OJO: Cuando mides tension en el cable morado NO TIENE QUE ESTAR HECHO EL PUENTE EN EL CONECTOR, SOLO DESPUES DE QUE HAYAS CHEQUEADO ESA TENSION...

Nos pondremos en esta situacion...

Si gira tu ventilador indica que tu fuente "parte" pero no quiere decir que ya con eso funcione bien, en ese caso tendrias que conectarle alguna carga (Disco duro, disquetera, CD-ROM, etc) o como lo hago yo conectarle una ampolleta de 12 V *40 W en un cable amarillo con su correspondiente tierra o masa.
Una vez hecho esto debes medir la tension "PG" (Power Good, corresponde al cable que generalmente es de color gris)

En ese caso mides el gris con referencia al negro y deberias tener aproximadamente 5V

Si tuvieras 5V tu fuente esta en buen estado...

Cabe destacar que la gran mayoria de las fallas en estas fuentes corresponden al primario, por lo que es lo mas probable que en los componentes que mencione este tu averia...

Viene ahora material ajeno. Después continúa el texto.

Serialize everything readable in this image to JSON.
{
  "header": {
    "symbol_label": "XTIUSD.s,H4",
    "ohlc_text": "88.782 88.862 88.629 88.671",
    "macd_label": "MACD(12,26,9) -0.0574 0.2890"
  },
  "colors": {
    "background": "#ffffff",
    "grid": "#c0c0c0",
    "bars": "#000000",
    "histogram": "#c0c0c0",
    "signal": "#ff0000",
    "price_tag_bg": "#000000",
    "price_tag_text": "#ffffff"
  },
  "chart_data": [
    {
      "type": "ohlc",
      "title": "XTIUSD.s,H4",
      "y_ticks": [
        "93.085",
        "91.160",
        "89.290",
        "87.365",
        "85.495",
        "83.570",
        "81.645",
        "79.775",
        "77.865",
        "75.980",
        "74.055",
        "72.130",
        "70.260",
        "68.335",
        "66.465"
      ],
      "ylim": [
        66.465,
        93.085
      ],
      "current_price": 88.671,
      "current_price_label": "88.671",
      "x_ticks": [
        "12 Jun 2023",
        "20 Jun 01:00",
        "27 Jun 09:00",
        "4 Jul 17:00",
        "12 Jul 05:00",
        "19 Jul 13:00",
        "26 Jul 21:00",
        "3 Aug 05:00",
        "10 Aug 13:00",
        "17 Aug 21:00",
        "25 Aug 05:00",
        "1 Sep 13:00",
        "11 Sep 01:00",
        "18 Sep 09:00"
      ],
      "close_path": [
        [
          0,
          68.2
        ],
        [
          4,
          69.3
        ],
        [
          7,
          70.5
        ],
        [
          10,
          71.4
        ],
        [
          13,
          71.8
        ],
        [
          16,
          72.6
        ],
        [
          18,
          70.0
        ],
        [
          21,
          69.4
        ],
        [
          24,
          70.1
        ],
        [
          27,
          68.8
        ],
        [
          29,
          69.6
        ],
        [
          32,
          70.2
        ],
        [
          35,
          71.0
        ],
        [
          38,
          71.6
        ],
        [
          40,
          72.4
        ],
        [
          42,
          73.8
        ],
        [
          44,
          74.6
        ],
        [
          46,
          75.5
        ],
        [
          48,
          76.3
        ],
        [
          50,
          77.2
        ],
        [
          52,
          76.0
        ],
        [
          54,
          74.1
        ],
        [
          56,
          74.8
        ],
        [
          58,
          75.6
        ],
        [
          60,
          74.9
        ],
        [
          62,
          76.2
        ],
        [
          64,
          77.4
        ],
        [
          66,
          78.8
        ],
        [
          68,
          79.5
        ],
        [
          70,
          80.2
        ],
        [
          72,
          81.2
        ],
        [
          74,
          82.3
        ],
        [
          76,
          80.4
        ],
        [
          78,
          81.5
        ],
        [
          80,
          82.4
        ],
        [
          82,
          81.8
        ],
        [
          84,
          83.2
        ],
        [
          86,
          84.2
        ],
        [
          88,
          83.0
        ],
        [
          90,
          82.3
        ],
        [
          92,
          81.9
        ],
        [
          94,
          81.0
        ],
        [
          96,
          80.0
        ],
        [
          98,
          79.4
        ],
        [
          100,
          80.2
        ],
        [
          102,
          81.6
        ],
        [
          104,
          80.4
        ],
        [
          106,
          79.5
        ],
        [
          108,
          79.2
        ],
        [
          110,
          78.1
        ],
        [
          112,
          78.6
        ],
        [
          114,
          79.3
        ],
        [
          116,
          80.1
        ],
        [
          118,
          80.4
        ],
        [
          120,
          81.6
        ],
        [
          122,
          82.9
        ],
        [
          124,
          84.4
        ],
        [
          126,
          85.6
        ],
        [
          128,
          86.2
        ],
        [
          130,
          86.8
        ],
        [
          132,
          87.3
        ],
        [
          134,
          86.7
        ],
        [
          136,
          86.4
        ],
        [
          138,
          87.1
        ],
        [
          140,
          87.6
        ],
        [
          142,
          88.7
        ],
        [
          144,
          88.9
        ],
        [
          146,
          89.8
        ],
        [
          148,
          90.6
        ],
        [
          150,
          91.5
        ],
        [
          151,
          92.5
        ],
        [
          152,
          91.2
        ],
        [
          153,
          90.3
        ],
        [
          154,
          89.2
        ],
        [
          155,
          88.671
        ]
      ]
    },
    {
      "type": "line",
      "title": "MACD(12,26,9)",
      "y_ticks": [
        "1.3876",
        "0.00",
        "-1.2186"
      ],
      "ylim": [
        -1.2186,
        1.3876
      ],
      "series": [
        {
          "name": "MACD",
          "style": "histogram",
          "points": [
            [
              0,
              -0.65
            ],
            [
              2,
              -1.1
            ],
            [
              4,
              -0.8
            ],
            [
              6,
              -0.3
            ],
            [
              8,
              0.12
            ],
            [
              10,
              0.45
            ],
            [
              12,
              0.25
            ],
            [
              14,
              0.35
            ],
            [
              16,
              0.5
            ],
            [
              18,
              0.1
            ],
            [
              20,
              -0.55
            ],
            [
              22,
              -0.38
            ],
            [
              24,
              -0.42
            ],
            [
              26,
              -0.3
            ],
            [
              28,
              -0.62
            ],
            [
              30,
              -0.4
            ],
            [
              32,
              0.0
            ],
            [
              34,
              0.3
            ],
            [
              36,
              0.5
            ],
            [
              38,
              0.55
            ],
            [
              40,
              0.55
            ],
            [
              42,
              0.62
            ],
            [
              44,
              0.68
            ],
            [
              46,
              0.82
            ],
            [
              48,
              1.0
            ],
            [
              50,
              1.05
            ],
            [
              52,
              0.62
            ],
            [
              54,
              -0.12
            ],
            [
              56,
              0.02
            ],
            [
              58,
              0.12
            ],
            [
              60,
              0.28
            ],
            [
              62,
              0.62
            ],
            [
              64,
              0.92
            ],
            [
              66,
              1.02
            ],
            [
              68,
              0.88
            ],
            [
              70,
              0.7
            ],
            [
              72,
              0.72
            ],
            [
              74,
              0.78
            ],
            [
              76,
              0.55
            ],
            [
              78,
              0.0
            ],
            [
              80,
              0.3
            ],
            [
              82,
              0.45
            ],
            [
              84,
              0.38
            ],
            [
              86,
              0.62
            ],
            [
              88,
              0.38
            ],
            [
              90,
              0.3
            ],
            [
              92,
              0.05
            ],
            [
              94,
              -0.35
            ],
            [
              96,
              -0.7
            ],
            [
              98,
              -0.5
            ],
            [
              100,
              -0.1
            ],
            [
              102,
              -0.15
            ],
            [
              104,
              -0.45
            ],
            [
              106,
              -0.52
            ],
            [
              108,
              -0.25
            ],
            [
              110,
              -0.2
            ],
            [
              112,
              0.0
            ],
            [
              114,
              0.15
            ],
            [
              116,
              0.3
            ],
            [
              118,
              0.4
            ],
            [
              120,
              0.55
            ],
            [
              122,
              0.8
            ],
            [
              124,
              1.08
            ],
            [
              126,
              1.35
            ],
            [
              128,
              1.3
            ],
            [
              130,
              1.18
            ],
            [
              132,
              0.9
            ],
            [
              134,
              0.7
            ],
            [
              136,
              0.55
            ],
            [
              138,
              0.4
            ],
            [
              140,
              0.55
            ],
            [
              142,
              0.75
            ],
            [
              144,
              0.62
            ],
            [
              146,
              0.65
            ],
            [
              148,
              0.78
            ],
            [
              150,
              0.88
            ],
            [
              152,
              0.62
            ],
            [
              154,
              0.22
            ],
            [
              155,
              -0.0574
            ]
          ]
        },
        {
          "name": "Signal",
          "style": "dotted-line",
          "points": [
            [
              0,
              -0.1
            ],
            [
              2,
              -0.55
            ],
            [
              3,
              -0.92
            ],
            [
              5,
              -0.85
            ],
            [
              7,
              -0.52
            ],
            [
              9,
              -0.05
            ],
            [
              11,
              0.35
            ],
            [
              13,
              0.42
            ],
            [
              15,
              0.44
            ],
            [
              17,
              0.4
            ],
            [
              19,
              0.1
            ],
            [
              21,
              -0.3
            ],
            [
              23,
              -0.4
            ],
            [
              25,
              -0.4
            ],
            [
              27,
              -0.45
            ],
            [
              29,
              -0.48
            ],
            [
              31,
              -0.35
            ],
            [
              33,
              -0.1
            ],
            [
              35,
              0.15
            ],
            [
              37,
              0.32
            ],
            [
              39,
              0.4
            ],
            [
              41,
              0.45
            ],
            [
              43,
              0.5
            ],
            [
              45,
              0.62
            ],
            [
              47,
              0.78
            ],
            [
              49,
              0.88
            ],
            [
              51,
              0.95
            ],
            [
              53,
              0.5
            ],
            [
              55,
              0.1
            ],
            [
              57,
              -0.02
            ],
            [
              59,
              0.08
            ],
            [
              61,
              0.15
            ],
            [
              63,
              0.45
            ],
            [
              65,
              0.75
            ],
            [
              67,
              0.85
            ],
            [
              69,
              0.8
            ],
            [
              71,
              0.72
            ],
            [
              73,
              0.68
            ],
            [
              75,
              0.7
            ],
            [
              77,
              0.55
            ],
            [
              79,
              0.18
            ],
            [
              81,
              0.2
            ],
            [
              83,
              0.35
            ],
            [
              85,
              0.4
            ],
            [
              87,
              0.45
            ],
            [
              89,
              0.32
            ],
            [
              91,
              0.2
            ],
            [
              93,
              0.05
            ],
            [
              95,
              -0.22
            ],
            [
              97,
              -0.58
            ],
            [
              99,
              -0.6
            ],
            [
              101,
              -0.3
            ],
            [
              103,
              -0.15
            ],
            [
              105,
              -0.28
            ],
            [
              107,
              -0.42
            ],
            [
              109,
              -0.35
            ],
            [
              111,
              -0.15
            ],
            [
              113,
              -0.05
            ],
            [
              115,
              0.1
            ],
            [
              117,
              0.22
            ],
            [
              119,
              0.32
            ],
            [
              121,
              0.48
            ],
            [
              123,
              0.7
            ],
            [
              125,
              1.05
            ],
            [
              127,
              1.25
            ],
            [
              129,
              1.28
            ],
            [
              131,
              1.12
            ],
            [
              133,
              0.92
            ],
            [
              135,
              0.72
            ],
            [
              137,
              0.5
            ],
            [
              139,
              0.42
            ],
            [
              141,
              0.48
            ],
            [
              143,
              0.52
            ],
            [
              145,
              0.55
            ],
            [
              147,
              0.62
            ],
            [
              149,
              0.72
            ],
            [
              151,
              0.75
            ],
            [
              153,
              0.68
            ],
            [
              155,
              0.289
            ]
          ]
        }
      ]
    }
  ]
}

Toma las precauciones necesarias ya que estaras expuesto a voltajes de red electrica (110V o 220V dependiendo de donde seas...)

De todas formas te dejare unos links muy interesantes para que los revises...

http://www.comunidadelectronicos.com/articulos/fuentes_pc.htm

http://www.comunidadelectronicos.com/articulos/fuente-pc1.htm

Suerte y cualquier duda la consultas aqui mismo...


----------



## zgouki (Feb 6, 2009)

He leído por allí (no recuerdo donde) que en las fuentes de PC su potencia (supongamos 350-400 Watts) se divide principalmente en los rieles de 5V y 12V....Ahora bien, se que debe ser distinto en cada fuente en particular, pero mas o menos cuanto corriente puede entregar el riel de 5V ? Y el de 12V ? (en una fuente como la antes nombrada, de 350/450W)
Saludos[/list]


----------



## Fogonazo (Feb 6, 2009)

zgouki dijo:
			
		

> ......cuanto corriente puede entregar el riel de 5V ? Y el de 12V ? (en una fuente como la antes nombrada, de 350/450W)
> Saludos[/list]


En la fuente suele decir (Etiqueta) cuantos A te da en 5V y cuantos en 12V


----------



## zgouki (Feb 6, 2009)

jaja sabia q alguien me iba a responder eso....y si no tiene la etiqueta?  Como va todo por esos pagos Fogonazo?
Saludos


----------



## pablo8486 (Feb 6, 2009)

Buenas! Bien mi pregunta seria si se puede hacer que la rama de 5V+ se convierta en una de 12V+ y poder obtener casi todo el potencial de la fuente en 12V+. Es solo por cuestiones de poder usarla para un amplificador cuadrafónico, realizado con un integrado para Car Audio. El fin es tener algo liviano, no un transformador de 250 Watts magnetico gigante de 5 Kg jeje. Si se pudiese o habria forma, seria de mucho interes. Tal vez para varios. Muchas gracias. Foro excelente!


----------



## berto198 (Feb 6, 2009)

hola Pablo,te paso unos documentos con información,yo creo que se puede ,pero deberias cambiar algunos componentes,cuando hagas las modificaciones, como los condensadores de filtro de la rama de 5v,que normalmente solo aguantan 10v,sino quieres que revienten,y no se si alguna cosa mas,haber si alguien puede ayudarte mas,de todas maneras leete los documentos,espero haberte ayudado.


----------



## pablo8486 (Feb 6, 2009)

Me da error de codificacion, no me muestra los caracteres. Igual muchas Gracias! Yo bien no se como fuuncionan las fuentes pero aparentemente no son taaaaan complicadas... espero poder llevar a cabo mi experimento. Lo que me salga comento . Ya veo como hago andar los archivos que compartes.


----------



## luis_elpibeorellana (Feb 20, 2009)

hola amigos tengo una fuente ATX de 450W y quisiera utilizarla para hacer funcionar circuitos que necesitan por ejemplo. 12V y 5A...
lei por ahi que despues de hacer el puente entre el cable verde y algun negro le tengo que poner una carga para que la fuente no explote....  y dicen que esa carga puede ser una lectora o una disquetera etc...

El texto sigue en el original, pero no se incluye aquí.